Patricia Shanahan wrote:
Sim IJskes - QCG wrote:
On 26-11-10 15:21, Patricia Shanahan wrote:
What worries me a little is the state the operating system keeps on
terminated processes. We know of the SO_REUSEADDR issue, but you seem
to experience the non-release of resources on process termination.
formally a OS bug, but if so is something we need to workaround. How
definate are you on your reports where you have problems rerunning a
test caused by the OS not releasing resources on VM exit?
I see two issues here:
1. Terminating every VM.
A working termination is a firm requirement before bypassing orderly
teardown can be attempted.
2. Deleting any temporary files.
I think this comes down to making sure that if we create any files they
are marked deleteOnExit, reducing the problem to terminating every VM.
Empirically, a Ctrl-C termination often leaves the system in a state in
which subsequent tests fail.
Any idea which VM receives this Ctrl-C? The ant VM, the harness
master, or any random process?

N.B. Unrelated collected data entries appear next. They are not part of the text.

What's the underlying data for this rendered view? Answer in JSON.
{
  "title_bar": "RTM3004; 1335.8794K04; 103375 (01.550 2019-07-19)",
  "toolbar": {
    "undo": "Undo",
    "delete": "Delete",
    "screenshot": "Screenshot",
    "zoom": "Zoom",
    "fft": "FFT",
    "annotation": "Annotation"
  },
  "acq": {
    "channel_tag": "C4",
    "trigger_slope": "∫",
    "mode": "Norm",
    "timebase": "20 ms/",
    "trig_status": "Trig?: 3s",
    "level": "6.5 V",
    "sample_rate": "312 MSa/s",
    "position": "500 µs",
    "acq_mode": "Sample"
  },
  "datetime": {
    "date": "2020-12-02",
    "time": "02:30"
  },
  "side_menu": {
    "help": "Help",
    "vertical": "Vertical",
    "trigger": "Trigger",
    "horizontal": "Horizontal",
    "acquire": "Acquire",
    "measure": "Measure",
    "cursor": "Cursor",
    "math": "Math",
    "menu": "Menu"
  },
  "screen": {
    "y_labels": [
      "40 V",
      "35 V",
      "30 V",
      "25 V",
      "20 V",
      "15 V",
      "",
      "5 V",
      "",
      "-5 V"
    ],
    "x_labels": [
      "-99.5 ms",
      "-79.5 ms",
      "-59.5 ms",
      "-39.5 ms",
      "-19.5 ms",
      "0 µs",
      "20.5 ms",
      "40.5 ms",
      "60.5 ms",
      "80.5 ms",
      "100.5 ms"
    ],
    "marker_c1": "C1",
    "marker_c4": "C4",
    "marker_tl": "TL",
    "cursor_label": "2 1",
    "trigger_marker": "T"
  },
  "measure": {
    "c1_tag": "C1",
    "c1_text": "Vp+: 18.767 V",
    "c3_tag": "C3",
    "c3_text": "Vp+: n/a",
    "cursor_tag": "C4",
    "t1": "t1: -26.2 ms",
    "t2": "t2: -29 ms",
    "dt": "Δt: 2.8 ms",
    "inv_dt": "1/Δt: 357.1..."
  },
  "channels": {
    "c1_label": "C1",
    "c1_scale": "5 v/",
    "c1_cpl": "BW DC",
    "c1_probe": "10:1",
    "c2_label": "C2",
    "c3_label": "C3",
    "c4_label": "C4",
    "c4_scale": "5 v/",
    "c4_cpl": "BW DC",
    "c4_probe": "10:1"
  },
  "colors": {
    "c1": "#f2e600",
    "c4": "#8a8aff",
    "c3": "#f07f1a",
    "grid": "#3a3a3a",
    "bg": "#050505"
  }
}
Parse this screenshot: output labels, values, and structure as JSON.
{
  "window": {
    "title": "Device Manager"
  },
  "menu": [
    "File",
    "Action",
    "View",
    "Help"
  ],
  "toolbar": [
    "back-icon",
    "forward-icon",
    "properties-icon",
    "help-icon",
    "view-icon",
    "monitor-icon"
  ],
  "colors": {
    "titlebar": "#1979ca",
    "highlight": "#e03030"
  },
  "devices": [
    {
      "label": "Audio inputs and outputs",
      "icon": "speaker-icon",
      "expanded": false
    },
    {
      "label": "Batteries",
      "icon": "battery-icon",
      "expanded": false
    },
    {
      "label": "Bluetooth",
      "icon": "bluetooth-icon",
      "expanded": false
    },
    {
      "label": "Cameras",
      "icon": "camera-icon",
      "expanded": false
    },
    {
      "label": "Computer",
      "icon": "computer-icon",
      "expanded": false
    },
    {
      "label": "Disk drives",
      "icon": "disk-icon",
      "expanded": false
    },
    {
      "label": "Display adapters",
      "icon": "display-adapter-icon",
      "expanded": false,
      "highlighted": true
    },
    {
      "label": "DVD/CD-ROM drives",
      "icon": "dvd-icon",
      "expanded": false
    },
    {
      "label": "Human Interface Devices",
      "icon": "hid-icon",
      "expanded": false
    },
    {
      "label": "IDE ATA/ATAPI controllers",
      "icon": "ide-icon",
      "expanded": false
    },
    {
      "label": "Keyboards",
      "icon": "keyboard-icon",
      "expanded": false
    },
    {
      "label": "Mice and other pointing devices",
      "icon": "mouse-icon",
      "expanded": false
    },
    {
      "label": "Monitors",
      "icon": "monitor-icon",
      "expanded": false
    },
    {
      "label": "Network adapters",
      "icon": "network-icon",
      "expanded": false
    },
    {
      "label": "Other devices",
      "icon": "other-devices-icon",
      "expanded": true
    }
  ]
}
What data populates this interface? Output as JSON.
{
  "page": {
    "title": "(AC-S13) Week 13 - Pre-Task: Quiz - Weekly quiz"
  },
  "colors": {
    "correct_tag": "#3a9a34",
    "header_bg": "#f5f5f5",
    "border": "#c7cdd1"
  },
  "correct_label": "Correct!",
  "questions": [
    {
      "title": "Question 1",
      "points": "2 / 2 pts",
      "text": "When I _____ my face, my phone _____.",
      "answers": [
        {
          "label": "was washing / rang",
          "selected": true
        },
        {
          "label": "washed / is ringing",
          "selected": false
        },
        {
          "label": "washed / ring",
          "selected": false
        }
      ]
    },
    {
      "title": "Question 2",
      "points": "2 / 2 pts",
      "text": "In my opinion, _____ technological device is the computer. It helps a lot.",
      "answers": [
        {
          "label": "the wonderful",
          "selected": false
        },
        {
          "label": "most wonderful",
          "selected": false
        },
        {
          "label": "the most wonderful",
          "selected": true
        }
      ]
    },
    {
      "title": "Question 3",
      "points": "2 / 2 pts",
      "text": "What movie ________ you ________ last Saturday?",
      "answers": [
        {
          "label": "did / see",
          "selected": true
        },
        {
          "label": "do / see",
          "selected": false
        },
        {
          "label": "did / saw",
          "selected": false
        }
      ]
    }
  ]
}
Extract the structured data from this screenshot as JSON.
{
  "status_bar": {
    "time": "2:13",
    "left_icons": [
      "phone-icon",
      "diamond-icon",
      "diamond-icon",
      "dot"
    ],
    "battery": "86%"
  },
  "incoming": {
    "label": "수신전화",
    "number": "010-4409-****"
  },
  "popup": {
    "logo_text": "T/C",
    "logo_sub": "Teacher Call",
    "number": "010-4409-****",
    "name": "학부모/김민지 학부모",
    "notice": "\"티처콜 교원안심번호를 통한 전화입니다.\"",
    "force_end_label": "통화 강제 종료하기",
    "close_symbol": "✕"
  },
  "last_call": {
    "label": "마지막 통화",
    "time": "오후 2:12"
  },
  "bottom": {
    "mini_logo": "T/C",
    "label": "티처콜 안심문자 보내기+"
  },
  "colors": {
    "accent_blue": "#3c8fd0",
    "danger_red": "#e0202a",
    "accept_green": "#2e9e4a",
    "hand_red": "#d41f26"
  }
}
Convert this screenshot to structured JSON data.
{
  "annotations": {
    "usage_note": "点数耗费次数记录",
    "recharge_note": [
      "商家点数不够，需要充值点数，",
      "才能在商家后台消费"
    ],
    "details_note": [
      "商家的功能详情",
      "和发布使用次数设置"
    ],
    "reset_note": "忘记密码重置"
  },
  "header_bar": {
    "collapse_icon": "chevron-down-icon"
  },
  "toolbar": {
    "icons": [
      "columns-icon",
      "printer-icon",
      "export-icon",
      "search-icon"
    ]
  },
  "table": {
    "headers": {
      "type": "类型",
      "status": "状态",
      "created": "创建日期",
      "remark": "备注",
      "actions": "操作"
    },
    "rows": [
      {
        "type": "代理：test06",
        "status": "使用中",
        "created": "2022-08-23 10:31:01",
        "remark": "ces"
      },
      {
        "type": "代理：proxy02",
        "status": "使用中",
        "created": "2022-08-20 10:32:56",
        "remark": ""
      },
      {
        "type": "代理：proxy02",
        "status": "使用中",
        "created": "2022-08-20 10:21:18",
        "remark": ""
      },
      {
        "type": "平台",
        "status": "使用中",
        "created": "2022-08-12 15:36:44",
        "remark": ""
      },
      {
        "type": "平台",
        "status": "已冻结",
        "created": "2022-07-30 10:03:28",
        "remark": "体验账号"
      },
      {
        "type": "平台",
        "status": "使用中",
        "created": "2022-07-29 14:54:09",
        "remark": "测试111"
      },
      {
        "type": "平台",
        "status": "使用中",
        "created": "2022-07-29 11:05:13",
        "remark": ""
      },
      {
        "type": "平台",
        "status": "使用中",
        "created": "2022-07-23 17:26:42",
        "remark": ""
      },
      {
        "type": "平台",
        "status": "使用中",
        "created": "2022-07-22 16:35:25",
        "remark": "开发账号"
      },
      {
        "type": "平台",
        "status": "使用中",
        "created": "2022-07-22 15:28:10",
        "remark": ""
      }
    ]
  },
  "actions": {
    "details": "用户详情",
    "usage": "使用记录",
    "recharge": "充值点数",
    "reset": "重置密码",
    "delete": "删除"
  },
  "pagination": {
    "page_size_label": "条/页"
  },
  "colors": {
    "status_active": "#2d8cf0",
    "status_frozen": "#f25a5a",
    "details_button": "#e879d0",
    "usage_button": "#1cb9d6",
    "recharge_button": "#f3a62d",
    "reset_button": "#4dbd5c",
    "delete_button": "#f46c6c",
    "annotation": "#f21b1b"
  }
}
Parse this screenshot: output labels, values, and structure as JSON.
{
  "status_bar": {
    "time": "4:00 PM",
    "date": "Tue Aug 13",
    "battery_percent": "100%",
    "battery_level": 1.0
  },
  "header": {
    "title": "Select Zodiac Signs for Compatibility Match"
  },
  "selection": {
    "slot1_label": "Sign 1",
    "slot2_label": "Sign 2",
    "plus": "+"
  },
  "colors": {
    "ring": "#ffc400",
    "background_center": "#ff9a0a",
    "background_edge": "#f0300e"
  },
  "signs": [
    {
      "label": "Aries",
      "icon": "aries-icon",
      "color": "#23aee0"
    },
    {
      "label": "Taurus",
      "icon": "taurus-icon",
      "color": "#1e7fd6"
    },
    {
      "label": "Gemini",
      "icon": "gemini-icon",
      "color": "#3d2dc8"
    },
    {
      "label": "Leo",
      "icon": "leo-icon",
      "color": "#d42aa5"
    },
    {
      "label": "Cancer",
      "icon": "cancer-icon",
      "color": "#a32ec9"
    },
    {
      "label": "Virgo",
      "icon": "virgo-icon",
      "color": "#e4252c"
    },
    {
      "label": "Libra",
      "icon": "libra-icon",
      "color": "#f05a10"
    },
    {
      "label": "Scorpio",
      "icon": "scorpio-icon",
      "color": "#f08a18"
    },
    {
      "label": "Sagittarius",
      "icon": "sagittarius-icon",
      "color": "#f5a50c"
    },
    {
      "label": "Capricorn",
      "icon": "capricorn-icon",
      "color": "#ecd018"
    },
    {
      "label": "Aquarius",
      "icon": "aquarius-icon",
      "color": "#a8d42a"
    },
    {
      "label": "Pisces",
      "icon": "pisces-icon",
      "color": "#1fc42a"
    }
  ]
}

There is no such concept as process
group leader under windows is there?
I'm sure the shell initially delivers the signal to the ant job that I
told it to run. I have no idea how and to what extent it gets passed on
to the various processes that are created e.g. to run services. It's a
good question, and I'll think a bit about how to find out.
I've thought of two schemes, and some reasons why we may want to
implement both.
Scheme 1: Modify each class that calls Runtime.getRuntime.exec to
register a shutdownHook to destroy the Process that exec returned.
This has a window between the exec call and the addShutdownHook call
during which termination of the VM doing the process creation would
leave the process as an orphan, with no arrangement to destroy it.
Scheme 2: Require each public static void main(String[]) method in River
to log the pid of its process in a log message with a specific format.
Write a program that scans the log file for those messages, and kills
each process.
This is reliable, in the sense that a thread can be required to write to
the log before doing anything that reserves a resource. It is not so
good for normal shutdown, because it requires log reading.
I think Scheme 1 would work well for normal termination. By the time the
test finishes, all the windows between creating a process and creating
the shutdown hook to kill it will have closed. Scheme 2 would be useful
as a backup in the event of a crash or cntrl-C while processes are being
created. Knowing the PID of each River process in a configuration could
be useful to admins running production systems, as well as in our QA
environment.
Any other ideas?
Patricia